COMPOSITION DE LA COUR :

En application des dispositions de l'article 786 du code de procédure civile, l'affaire a été débattue le 09 Janvier 2017, en audience publique, les avocats ne s'y étant pas opposés, devant Madame Martine ROY-ZENATI, Présidente de chambre, et Madame Anne-Marie GRIVEL, Conseillère,.

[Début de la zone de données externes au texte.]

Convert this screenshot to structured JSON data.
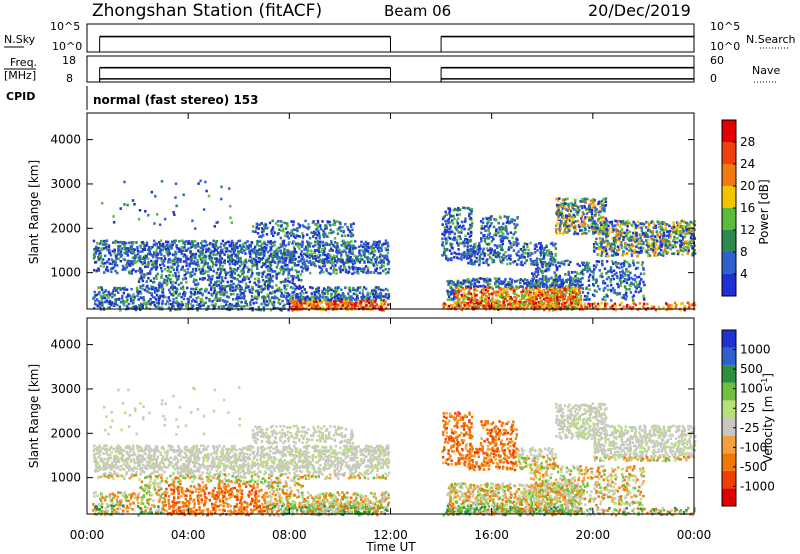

Ces magistrats ont rendu compte des plaidoiries dans le délibéré de la Cour, composée de :

Madame Martine ROY-ZENATI, Présidente de chambre

Madame Anne-Marie GRIVEL, Conseillère

Mme Mireille QUENTIN DE GROMARD, Conseillère

Greffier, lors des débats : Mlle Véronique COUVET

ARRÊT :

- CONTRADICTOIRE

- par mise à disposition de l'arrêt au greffe de la Cour, les parties en ayant été préalablement avisées dans les conditions prévues au deuxième alinéa de l'article 450 du code de procédure civile.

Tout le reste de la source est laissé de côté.